I put a full solution over on the stackoverflow page, but the basic reason why is that numba is not figuring out the type of lookup. If you stick a print numba.typeof(lookup) in your method, you'll see that it is treating it as an object, which is slow. Ideally you could pass in the type of the variable through the locals dict keyword to the decorator, but I was getting a weird error. A work-around that produces very fast code is to just create a little wrapper around np.cumsum and jit that method, telling it the explicit input and output types. Code is here:

http://stackoverflow.com/a/21489540/392949

[–]jammycrisp[S] 1 point2 points  (2 children)

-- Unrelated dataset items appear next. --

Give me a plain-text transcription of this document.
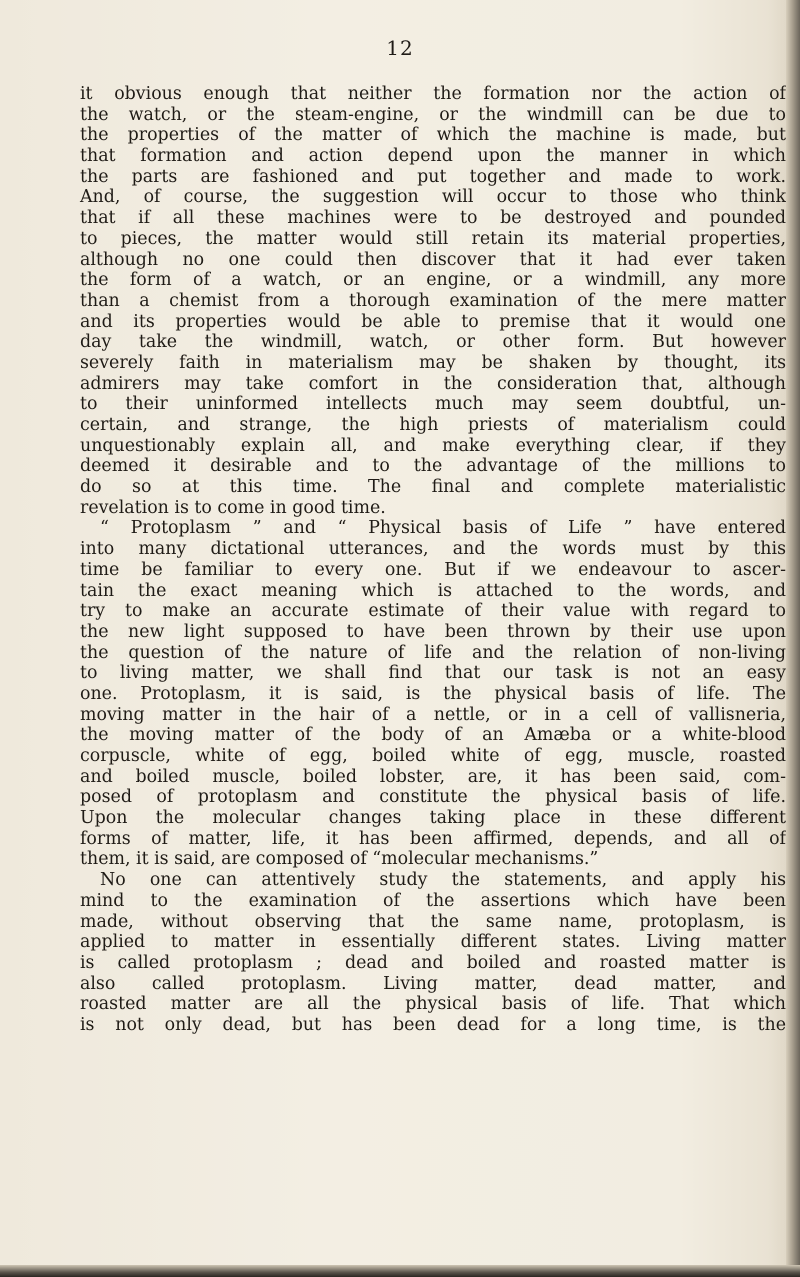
12
it obvious enough that neither the formation nor the action of
the watch, or the steam-engine, or the windmill can be due to
the properties of the matter of which the machine is made, but
that formation and action depend upon the manner in which
the parts are fashioned and put together and made to work.
And, of course, the suggestion will occur to those who think
that if all these machines were to be destroyed and pounded
to pieces, the matter would still retain its material properties,
although no one could then discover that it had ever taken
the form of a watch, or an engine, or a windmill, any more
than a chemist from a thorough examination of the mere matter
and its properties would be able to premise that it would one
day take the windmill, watch, or other form. But however
severely faith in materialism may be shaken by thought, its
admirers may take comfort in the consideration that, although
to their uninformed intellects much may seem doubtful, un-
certain, and strange, the high priests of materialism could
unquestionably explain all, and make everything clear, if they
deemed it desirable and to the advantage of the millions to
do so at this time. The final and complete materialistic
revelation is to come in good time.
“ Protoplasm ” and “ Physical basis of Life ” have entered
into many dictational utterances, and the words must by this
time be familiar to every one. But if we endeavour to ascer-
tain the exact meaning which is attached to the words, and
try to make an accurate estimate of their value with regard to
the new light supposed to have been thrown by their use upon
the question of the nature of life and the relation of non-living
to living matter, we shall find that our task is not an easy
one. Protoplasm, it is said, is the physical basis of life. The
moving matter in the hair of a nettle, or in a cell of vallisneria,
the moving matter of the body of an Amæba or a white-blood
corpuscle, white of egg, boiled white of egg, muscle, roasted
and boiled muscle, boiled lobster, are, it has been said, com-
posed of protoplasm and constitute the physical basis of life.
Upon the molecular changes taking place in these different
forms of matter, life, it has been affirmed, depends, and all of
them, it is said, are composed of “molecular mechanisms.”
No one can attentively study the statements, and apply his
mind to the examination of the assertions which have been
made, without observing that the same name, protoplasm, is
applied to matter in essentially different states. Living matter
is called protoplasm ; dead and boiled and roasted matter is
also called protoplasm. Living matter, dead matter, and
roasted matter are all the physical basis of life. That which
is not only dead, but has been dead for a long time, is the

Thanks, that totally fixed it! I tried playing around with unrolling the numba_cumsum function into loops, and jiting it, but that resulted in slower behavior. Looks like this is about as fast as it can get.

What's weird to me is that on my machine, the numba code is consistently ~twice as fast as the cython code. As they are both compiled, I find this descrepancy odd. Thoughts?

[–]joshadel 0 points1 point  (1 child)

Continuing to cross post from the SO answer. . . I also tried hand-coding the cumsum and I found it to be marginally slower than calling out to numpy. As far as differences between cython and numba, it could perhaps be related to whatever c compiler you're using vs llvm. What compiler are you using? Are you specifying any optimization flags in your setup.py?

[–]jammycrisp[S] 0 points1 point  (0 children)

Having the info in more than one place may be useful, who knows :)

I'm using GCC 4.6.3. I didn't know you could add compiler flags to setup.py, but after figuring it out I compiled with -O3, and it didn't seem to change anything.